In June 2024, Kaspersky cybersecurity experts analyzed 193 million passwords, found from public sources on various darknet sites (a network of websites not accessible from search engines).

The results showed that the majority of passwords were rated as weak and insecure, making it easy for attackers to break into accounts using smart guessing algorithms. Here is an analysis of how fast attackers cracked passwords:

45% (87 million passwords) in less than 1 minute.

14% (27 million): From 1 minute to 1 hour.

8% (15 million): From 1 hour to 1 day.

6% (12 million): From 1 day to 1 month.

4% (8 million): From 1 month to 1 year.

Accordingly, experts believe that only 23% (equivalent to 44 million) passwords are considered secure because cracking them takes more than 1 year.

In addition, the majority of passwords (57%) contain a word that can be easily found in a dictionary, which significantly reduces the strength of the password. Among the most common vocabulary strings, Kaspersky divides passwords into several groups:

Name: "ahmed", "nguyen", "kumar", "kevin", "daniel".

Popular words: "forever", "love", "google", "hacker", "gamer".

Standard passwords: "password", "qwerty12345", "admin", "12345", "team".

The analysis found that only 19% of passwords contained a combination of a strong password, including a non-dictionary word, both upper and lower case letters, as well as numbers and symbols. At the same time, the study also found that 39% of those strong passwords could still be guessed by smart algorithms in less than an hour.

“Unconsciously, people often set very simple passwords, often using dictionary words in their mother tongue, such as names and numbers,” said Yuliya Novikova, Head of Digital Footprint Intelligence at Kaspersky.

Even strong password combinations are rarely set to deviate from this trend. Therefore, passwords are completely guessable by algorithms. Therefore, the most reliable solution is to generate a completely random password using modern and reliable password managers. Such applications can store large amounts of data securely, providing comprehensive and strong protection for user information.

How to prevent

To increase the strength of passwords, users can apply the following simple tips:

- Use tools from cybersecurity companies to manage passwords.

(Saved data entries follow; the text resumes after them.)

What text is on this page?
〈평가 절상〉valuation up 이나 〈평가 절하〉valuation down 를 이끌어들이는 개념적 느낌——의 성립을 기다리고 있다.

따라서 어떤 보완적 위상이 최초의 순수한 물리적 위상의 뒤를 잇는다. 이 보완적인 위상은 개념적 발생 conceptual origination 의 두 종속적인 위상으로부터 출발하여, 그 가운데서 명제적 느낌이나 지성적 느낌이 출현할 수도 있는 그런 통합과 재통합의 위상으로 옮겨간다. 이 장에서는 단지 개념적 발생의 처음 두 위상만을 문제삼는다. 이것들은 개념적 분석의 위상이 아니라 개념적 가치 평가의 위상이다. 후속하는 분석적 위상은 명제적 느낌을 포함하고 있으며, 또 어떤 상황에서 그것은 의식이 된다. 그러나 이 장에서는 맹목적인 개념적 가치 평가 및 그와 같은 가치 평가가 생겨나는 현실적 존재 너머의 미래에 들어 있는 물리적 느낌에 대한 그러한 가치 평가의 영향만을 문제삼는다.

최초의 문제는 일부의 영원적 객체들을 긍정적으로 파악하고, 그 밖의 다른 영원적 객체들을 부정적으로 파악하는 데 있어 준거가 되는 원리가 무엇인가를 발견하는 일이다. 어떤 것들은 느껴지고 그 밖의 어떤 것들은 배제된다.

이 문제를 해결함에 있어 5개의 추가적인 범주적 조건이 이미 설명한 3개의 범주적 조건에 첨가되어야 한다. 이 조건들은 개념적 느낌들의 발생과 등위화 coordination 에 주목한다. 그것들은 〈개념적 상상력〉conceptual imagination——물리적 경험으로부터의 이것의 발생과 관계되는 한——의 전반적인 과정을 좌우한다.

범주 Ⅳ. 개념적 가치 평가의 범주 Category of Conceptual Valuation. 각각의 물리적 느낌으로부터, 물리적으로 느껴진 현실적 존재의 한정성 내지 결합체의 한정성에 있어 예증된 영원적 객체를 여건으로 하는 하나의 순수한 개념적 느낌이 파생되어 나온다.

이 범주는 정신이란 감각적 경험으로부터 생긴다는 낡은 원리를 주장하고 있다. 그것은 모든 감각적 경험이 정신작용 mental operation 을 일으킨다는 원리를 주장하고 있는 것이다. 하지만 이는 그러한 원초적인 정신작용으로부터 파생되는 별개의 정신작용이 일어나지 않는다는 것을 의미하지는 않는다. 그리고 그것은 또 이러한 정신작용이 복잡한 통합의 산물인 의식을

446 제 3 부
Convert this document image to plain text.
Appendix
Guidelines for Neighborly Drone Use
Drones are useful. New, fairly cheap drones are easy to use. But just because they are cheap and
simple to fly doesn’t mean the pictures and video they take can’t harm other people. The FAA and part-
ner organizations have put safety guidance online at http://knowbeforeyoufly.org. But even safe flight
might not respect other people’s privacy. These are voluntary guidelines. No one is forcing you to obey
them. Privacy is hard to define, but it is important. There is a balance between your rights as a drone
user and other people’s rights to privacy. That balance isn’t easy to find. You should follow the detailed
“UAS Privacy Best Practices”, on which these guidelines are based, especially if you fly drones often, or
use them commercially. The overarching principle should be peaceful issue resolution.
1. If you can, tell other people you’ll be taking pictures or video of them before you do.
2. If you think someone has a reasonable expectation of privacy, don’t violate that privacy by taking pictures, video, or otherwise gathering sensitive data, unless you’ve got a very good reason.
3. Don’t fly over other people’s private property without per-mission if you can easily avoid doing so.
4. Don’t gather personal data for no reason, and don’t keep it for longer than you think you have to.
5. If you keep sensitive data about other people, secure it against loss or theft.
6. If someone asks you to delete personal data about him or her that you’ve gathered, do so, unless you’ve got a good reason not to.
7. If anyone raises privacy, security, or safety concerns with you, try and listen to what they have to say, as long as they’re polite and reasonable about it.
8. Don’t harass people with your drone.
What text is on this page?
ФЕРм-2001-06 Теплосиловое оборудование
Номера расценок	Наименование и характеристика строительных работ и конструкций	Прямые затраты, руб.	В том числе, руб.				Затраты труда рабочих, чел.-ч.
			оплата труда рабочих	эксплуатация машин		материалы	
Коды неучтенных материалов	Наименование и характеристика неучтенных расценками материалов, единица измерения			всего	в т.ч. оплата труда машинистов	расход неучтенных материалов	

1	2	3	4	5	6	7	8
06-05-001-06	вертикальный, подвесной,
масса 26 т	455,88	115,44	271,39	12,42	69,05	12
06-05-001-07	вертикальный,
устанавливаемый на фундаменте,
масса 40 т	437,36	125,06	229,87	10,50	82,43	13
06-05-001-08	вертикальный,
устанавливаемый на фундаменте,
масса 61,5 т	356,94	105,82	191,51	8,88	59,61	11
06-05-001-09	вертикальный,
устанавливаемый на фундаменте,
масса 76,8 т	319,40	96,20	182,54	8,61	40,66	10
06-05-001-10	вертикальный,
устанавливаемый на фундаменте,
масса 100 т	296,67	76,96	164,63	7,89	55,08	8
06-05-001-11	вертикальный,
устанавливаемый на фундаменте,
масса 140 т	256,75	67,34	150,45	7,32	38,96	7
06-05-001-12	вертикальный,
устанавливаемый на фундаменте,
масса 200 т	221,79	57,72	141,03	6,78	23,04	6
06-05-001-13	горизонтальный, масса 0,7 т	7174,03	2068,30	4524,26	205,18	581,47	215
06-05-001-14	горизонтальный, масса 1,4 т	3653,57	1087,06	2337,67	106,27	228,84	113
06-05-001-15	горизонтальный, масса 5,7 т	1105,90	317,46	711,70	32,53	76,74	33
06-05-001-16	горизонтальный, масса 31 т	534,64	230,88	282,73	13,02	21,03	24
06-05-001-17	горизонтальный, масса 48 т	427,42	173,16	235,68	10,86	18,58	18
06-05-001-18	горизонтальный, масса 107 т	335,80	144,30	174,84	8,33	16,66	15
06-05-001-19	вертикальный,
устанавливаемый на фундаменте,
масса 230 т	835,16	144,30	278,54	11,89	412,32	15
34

- Use different passwords for different services. This way, even if one of your accounts is hacked, the others are still safe.

- Passphrase, which helps users recover their accounts when they forget their password, is safer when using less common words.

- Avoid using personal information, such as birthdays, family members' names, pets, or nicknames, as passwords. These are often the first options attackers will try when cracking a password.

- Turn on two-factor authentication (2FA). While not directly related to password strength, turning on 2FA adds an extra layer of security.

- Using a trusted security solution will improve protection for users. This solution monitors the Internet and the dark web, alerting them if their password has been compromised or needs to be changed.